Coinfection with Schistosoma haematobium and Plasmodium falciparum and Anaemia Severity among Pregnant Women in Munyenge, Mount Cameroon Area: A Cross-Sectional Study

1Department of Zoology and Animal Physiology, University of Buea, Buea 63, Cameroon
2Department of Biochemistry and Molecular Biology, University of Buea, Buea 63, Cameroon

Correspondence should be addressed to Judith K. Anchang-Kimbi; rf.oohay@0002houk

Received 4 August 2016; Revised 24 October 2016; Accepted 30 November 2016; Published 11 January 2017

Academic Editor: D. S. Lindsay

Copyright © 2017 Judith K. Anchang-Kimbi et al. This is an open access article distributed under the Creative Commons Attribution License, which permits unrestricted use, distribution, and reproduction in any medium, provided the original work is properly cited.


Background. Malaria and urogenital schistosomiasis are coendemic in Mount Cameroon Area. This study investigated the prevalence of S. haematobium, P. falciparum, and coinfections and their effect on anaemia in pregnancy. Methods. Pregnant women reporting for antenatal care (ANC) clinic visit in Munyenge were enrolled. S. haematobium and P. falciparum infections were determined by urine filtration and microscopy, respectively. Haemoglobin (Hb) levels were measured using haemoglobinometer. Of 250 women, 46.8%, 39.2%, and 15.2% had S. haematobium, P. falciparum, and coinfections, respectively.

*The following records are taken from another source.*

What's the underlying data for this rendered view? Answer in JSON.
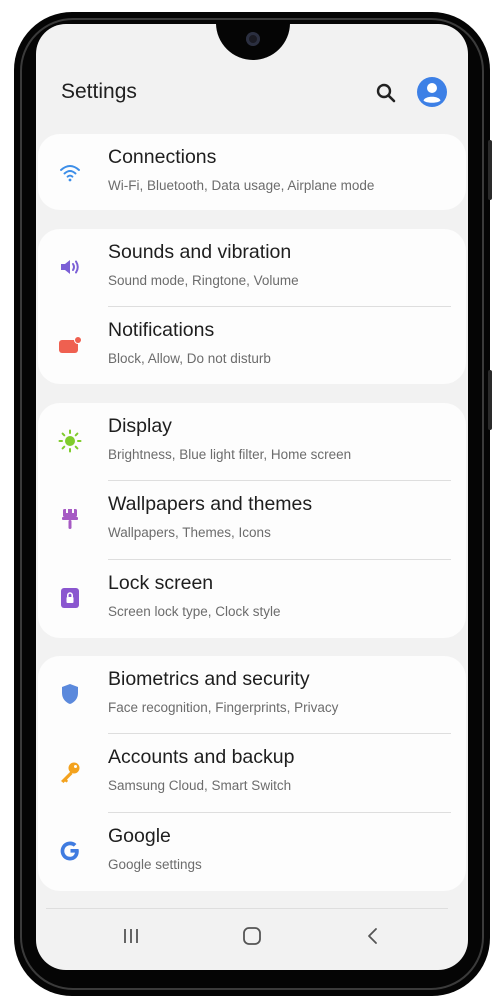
{
  "header": {
    "title": "Settings"
  },
  "groups": [
    {
      "items": [
        {
          "title": "Connections",
          "subtitle": "Wi-Fi, Bluetooth, Data usage, Airplane mode",
          "icon": "wifi-icon",
          "color": "#3d8ee8"
        }
      ]
    },
    {
      "items": [
        {
          "title": "Sounds and vibration",
          "subtitle": "Sound mode, Ringtone, Volume",
          "icon": "volume-icon",
          "color": "#7b5fd6"
        },
        {
          "title": "Notifications",
          "subtitle": "Block, Allow, Do not disturb",
          "icon": "notification-icon",
          "color": "#ef6050"
        }
      ]
    },
    {
      "items": [
        {
          "title": "Display",
          "subtitle": "Brightness, Blue light filter, Home screen",
          "icon": "sun-icon",
          "color": "#7fcc2c"
        },
        {
          "title": "Wallpapers and themes",
          "subtitle": "Wallpapers, Themes, Icons",
          "icon": "brush-icon",
          "color": "#a65ac4"
        },
        {
          "title": "Lock screen",
          "subtitle": "Screen lock type, Clock style",
          "icon": "lock-icon",
          "color": "#8a56cf"
        }
      ]
    },
    {
      "items": [
        {
          "title": "Biometrics and security",
          "subtitle": "Face recognition, Fingerprints, Privacy",
          "icon": "shield-icon",
          "color": "#5b89dc"
        },
        {
          "title": "Accounts and backup",
          "subtitle": "Samsung Cloud, Smart Switch",
          "icon": "key-icon",
          "color": "#f3a21e"
        },
        {
          "title": "Google",
          "subtitle": "Google settings",
          "icon": "google-icon",
          "color": "#3f7be0"
        }
      ]
    }
  ],
  "navbar": {
    "recents_icon": "recents-icon",
    "home_icon": "home-icon",
    "back_icon": "back-icon"
  }
}
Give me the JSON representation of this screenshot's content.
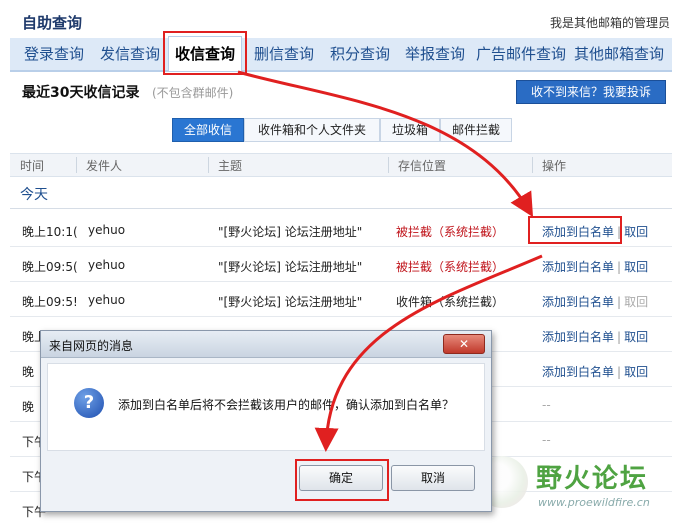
{
  "header": {
    "title": "自助查询",
    "admin": "我是其他邮箱的管理员"
  },
  "tabs": [
    "登录查询",
    "发信查询",
    "收信查询",
    "删信查询",
    "积分查询",
    "举报查询",
    "广告邮件查询",
    "其他邮箱查询"
  ],
  "active_tab": "收信查询",
  "section": {
    "heading": "最近30天收信记录",
    "note": "(不包含群邮件)",
    "complain_button": "收不到来信？我要投诉"
  },
  "filters": [
    "全部收信",
    "收件箱和个人文件夹",
    "垃圾箱",
    "邮件拦截"
  ],
  "columns": [
    "时间",
    "发件人",
    "主题",
    "存信位置",
    "操作"
  ],
  "group_label": "今天",
  "rows": [
    {
      "time": "晚上10:1(",
      "sender": "yehuo",
      "subject": "\"[野火论坛] 论坛注册地址\"",
      "location": "被拦截（系统拦截）",
      "action": "添加到白名单",
      "sep": "|",
      "undo": "取回"
    },
    {
      "time": "晚上09:5(",
      "sender": "yehuo",
      "subject": "\"[野火论坛] 论坛注册地址\"",
      "location": "被拦截（系统拦截）",
      "action": "添加到白名单",
      "sep": "|",
      "undo": "取回"
    },
    {
      "time": "晚上09:5!",
      "sender": "yehuo",
      "subject": "\"[野火论坛] 论坛注册地址\"",
      "location": "收件箱（系统拦截）",
      "action": "添加到白名单",
      "sep": "|",
      "undo": "取回"
    },
    {
      "time": "晚上",
      "action": "添加到白名单",
      "sep": "|",
      "undo": "取回"
    },
    {
      "time": "晚",
      "action": "添加到白名单",
      "sep": "|",
      "undo": "取回"
    },
    {
      "time": "晚",
      "dash": "--"
    },
    {
      "time": "下午",
      "dash": "--"
    },
    {
      "time": "下午"
    },
    {
      "time": "下午"
    }
  ],
  "dialog": {
    "title": "来自网页的消息",
    "message": "添加到白名单后将不会拦截该用户的邮件，确认添加到白名单？",
    "ok": "确定",
    "cancel": "取消"
  },
  "watermark": {
    "name": "野火论坛",
    "url": "www.proewildfire.cn"
  },
  "colors": {
    "accent": "#2a6cc4",
    "highlight": "#e02020",
    "blocked": "#c0141b"
  }
}
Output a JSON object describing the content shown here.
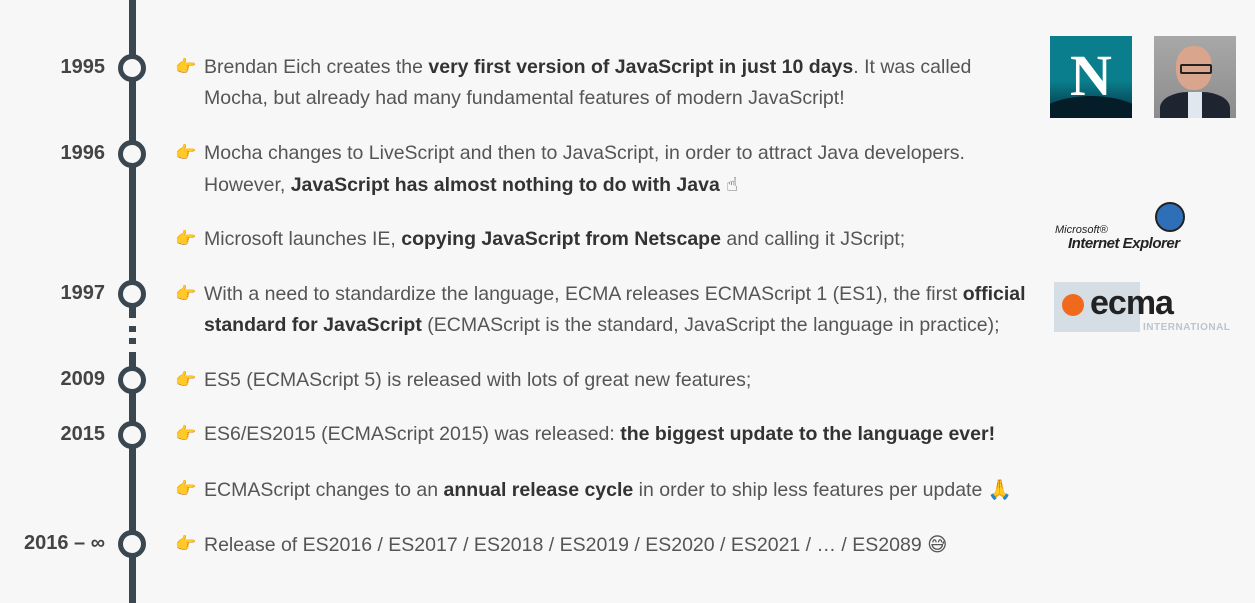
{
  "years": {
    "y1995": "1995",
    "y1996": "1996",
    "y1997": "1997",
    "y2009": "2009",
    "y2015": "2015",
    "y2016": "2016 – ∞"
  },
  "pointer_icon": "👉",
  "entries": {
    "e1995": {
      "pre": "Brendan Eich creates the ",
      "bold": "very first version of JavaScript in just 10 days",
      "post": ". It was called Mocha, but already had many fundamental features of modern JavaScript!"
    },
    "e1996a": {
      "pre": "Mocha changes to LiveScript and then to JavaScript, in order to attract Java developers. However, ",
      "bold": "JavaScript has almost nothing to do with Java",
      "emoji": " ☝"
    },
    "e1996b": {
      "pre": "Microsoft launches IE, ",
      "bold": "copying JavaScript from Netscape",
      "post": " and calling it JScript;"
    },
    "e1997": {
      "pre": "With a need to standardize the language, ECMA releases ECMAScript 1 (ES1), the first ",
      "bold": "official standard for JavaScript",
      "post": " (ECMAScript is the standard, JavaScript the language in practice);"
    },
    "e2009": {
      "text": "ES5 (ECMAScript 5) is released with lots of great new features;"
    },
    "e2015a": {
      "pre": "ES6/ES2015 (ECMAScript 2015) was released: ",
      "bold": "the biggest update to the language ever!"
    },
    "e2015b": {
      "pre": "ECMAScript changes to an ",
      "bold": "annual release cycle",
      "post": " in order to ship less features per update ",
      "emoji": "🙏"
    },
    "e2016": {
      "pre": "Release of ES2016 / ES2017 / ES2018 / ES2019 / ES2020 / ES2021 / … / ES2089 ",
      "emoji": "😅"
    }
  },
  "logos": {
    "netscape_letter": "N",
    "ie_brand": "Microsoft®",
    "ie_name": "Internet Explorer",
    "ecma_word": "ecma",
    "ecma_sub": "INTERNATIONAL"
  },
  "colors": {
    "timeline": "#3a4750",
    "pointer": "#e0a419"
  }
}
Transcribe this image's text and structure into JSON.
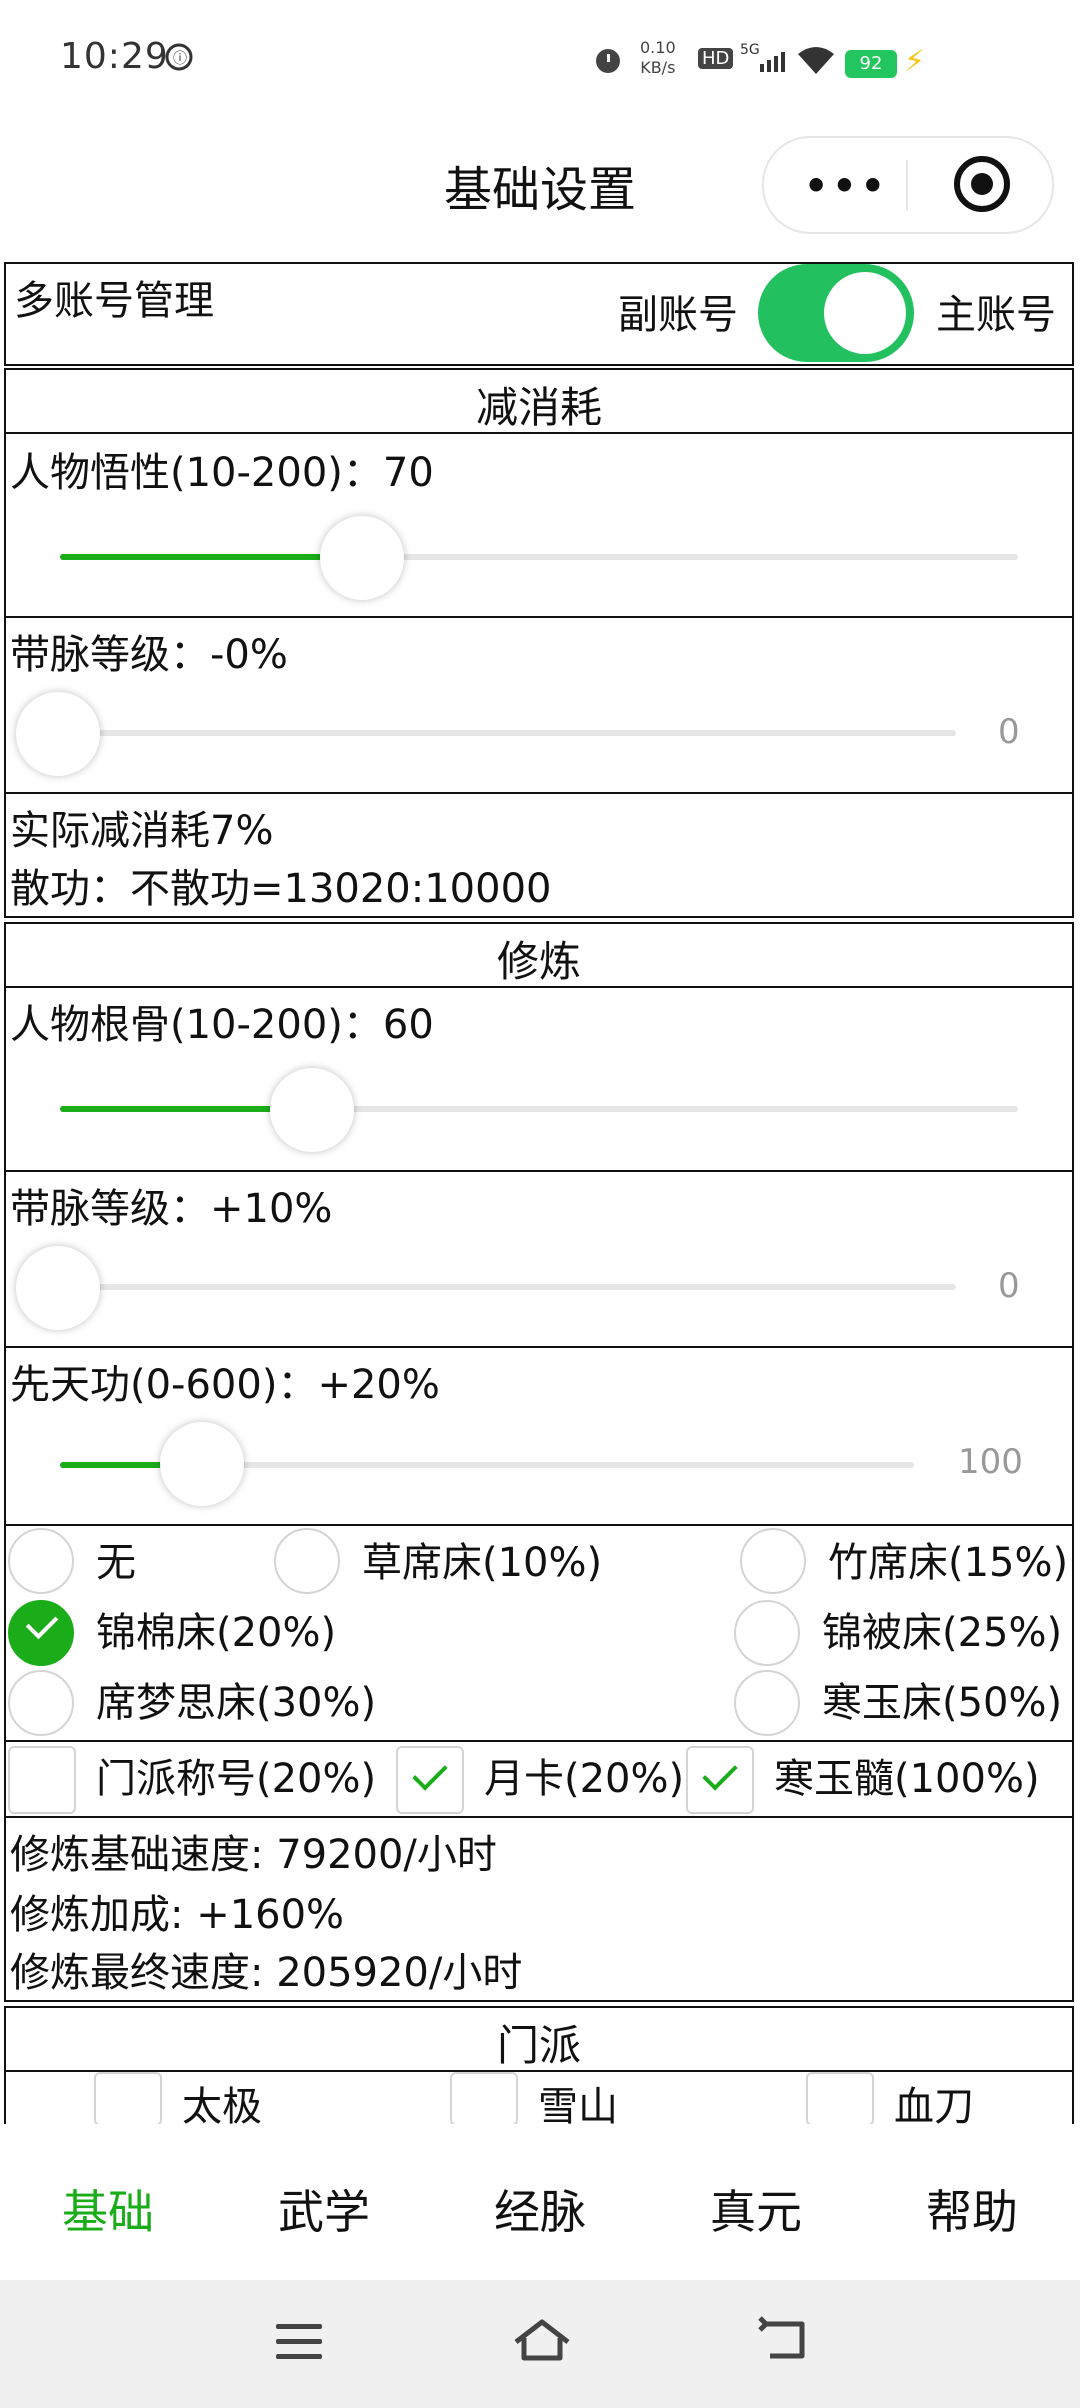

Schistosomes infection was higher in younger women (≤25 years) and those who bathe in and had domestic contact with stream compared with older age (>25 years) women and those who had only domestic contact with stream. Lower infection rate was associated with less water contact (≤2 times/day) compared with more water contact (>2 times/day). Compared with no sulphadoxine-pyrimethamine (SP) usage, malaria parasitaemia was less among women who used SP. Stream usage increased risk of coinfection while less water contact and SP usage decreased its risk. All coinfected cases were anaemic and coinfection accounted for 93.8% of severe anaemia. Conclusion. Coinfection contributes to anaemia severity. Less water contact and SP usage will reduce coinfection in pregnancy in Munyenge.